Muitas empresas acreditam que um processo trabalhista se resolve apenas com uma boa defesa jurídica.
Mas, na prática, a perícia técnica costuma revelar um problema muito maior: a ausência de provas consistentes.
Em ações envolvendo insalubridade, periculosidade, acidentes de trabalho, ergonomia ou doenças ocupacionais, não basta “dizer” que a empresa cumpre as normas.
É preciso demonstrar isso de forma técnica, organizada e documentada.
E é justamente nesse ponto que empresas despreparadas acabam perdendo mais.
A perícia não trabalha com suposições
Durante uma perícia trabalhista, o perito analisa evidências técnicas para entender a realidade das atividades executadas pelo trabalhador.
O foco não está apenas no discurso da empresa ou do empregado, mas principalmente em elementos como:
- documentos técnicos;
- registros operacionais;
- treinamentos;
- evidências fotográficas;
- entrevistas;
- inspeções no local;
- procedimentos internos;
- rastreabilidade das ações de segurança.
Quando essas informações não existem — ou estão inconsistentes — a empresa perde força técnica no processo.
Empresas não perdem por falta de defesa. Perdem por falta de prova.
Esse é um dos maiores erros observados em processos trabalhistas.
Muitas organizações possuem defesa jurídica estruturada, porém não conseguem apresentar evidências técnicas capazes de sustentar suas alegações.
Na perícia, a ausência de prova geralmente pesa mais do que o argumento.
Se a empresa afirma que entregava EPI, por exemplo, mas não possui fichas assinadas, controle de troca, treinamento ou comprovação de uso adequado, o documento perde valor.

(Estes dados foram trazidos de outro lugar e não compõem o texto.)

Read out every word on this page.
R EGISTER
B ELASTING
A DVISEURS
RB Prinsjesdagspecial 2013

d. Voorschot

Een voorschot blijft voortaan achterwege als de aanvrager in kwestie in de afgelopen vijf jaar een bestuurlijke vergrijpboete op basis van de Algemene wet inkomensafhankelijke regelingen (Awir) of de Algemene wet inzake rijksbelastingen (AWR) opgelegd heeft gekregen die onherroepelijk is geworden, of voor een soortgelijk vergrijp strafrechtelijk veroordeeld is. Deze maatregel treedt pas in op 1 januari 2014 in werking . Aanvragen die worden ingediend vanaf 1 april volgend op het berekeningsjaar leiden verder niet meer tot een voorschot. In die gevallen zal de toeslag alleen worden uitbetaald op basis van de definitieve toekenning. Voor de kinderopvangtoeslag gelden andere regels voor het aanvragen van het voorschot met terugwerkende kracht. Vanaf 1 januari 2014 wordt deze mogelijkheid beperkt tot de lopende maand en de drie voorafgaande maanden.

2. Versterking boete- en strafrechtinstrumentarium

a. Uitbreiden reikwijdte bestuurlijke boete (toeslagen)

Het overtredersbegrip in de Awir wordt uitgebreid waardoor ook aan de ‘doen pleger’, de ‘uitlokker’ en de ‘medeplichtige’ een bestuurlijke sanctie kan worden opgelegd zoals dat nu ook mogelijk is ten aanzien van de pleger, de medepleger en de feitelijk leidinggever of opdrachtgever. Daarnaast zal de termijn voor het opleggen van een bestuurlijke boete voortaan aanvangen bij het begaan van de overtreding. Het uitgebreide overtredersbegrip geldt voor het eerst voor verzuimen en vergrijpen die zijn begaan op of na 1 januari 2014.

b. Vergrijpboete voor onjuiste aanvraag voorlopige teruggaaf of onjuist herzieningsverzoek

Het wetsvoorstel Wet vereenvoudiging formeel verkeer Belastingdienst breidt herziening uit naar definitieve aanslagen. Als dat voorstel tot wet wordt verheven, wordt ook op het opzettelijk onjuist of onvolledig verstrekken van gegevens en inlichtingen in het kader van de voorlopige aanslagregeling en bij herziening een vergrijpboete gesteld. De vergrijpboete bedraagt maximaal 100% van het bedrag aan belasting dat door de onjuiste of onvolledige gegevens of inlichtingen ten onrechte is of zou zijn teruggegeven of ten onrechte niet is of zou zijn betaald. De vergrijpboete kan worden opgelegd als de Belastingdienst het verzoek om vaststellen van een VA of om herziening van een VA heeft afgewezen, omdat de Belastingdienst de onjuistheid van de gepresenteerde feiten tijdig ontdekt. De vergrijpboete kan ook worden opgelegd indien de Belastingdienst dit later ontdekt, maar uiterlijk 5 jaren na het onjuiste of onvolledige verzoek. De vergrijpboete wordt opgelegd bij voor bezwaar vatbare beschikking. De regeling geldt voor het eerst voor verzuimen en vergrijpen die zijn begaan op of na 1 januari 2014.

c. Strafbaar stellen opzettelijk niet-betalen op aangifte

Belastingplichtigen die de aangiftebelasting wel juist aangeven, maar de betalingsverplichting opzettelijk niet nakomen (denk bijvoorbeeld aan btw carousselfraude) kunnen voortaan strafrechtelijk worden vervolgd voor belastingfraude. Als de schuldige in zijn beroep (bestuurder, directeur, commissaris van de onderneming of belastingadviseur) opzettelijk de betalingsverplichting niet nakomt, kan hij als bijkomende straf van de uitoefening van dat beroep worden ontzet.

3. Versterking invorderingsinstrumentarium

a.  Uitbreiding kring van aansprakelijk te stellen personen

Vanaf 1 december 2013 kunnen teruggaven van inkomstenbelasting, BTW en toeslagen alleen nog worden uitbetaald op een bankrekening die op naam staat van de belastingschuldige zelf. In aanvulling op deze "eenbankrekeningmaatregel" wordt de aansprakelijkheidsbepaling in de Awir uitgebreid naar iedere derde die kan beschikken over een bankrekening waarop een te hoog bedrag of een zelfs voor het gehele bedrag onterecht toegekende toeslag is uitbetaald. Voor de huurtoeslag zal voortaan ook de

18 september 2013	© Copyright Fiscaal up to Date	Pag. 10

Da mesma forma, um PGR ou LTCAT elaborado apenas para “cumprir tabela”, sem aderência à realidade operacional, pode acabar se tornando um problema dentro do processo.

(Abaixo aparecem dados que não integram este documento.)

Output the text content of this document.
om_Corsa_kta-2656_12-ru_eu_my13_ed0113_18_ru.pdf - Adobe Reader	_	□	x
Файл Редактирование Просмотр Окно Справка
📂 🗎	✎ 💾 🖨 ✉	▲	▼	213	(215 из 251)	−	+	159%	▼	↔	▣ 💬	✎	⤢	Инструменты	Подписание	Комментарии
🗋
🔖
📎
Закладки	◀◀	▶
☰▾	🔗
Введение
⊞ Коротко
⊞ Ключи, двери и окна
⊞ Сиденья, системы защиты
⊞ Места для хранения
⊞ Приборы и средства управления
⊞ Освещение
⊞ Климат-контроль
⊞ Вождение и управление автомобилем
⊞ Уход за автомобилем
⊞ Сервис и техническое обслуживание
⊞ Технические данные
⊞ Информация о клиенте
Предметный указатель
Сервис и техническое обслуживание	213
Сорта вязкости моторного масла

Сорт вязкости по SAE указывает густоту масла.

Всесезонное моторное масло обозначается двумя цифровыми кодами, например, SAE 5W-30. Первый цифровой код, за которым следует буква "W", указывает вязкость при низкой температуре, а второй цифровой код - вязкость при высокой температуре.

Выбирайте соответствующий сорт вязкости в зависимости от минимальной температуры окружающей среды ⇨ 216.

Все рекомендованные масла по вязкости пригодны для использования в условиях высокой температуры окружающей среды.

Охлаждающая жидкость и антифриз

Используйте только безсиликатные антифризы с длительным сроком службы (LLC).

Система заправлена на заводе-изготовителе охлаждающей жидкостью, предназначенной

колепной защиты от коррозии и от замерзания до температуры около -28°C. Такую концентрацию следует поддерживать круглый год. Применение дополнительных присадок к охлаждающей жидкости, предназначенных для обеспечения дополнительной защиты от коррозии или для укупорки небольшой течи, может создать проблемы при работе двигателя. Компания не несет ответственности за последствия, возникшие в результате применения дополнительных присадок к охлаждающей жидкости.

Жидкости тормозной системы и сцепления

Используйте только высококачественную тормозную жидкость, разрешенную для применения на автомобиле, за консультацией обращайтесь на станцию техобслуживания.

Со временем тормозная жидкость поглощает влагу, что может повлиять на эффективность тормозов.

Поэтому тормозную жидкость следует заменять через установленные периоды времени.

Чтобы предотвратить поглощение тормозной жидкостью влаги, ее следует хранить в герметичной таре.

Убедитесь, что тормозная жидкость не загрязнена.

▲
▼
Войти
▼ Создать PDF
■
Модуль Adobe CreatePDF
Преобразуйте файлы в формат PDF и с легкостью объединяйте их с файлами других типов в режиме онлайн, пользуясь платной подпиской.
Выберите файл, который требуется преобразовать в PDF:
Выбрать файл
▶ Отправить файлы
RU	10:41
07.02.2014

Principais fragilidades encontradas nas perícias
Documentos inconsistentes
É comum encontrar:
- programas de segurança genéricos;
- documentos desatualizados;
- informações contraditórias;
- avaliações incompatíveis com a atividade real;
- ausência de assinatura ou rastreabilidade.
Quando os documentos não refletem a prática da empresa, isso fragiliza toda a defesa técnica.
Ausência de evidência prática
Outro problema recorrente é a falta de comprovação prática das ações de segurança.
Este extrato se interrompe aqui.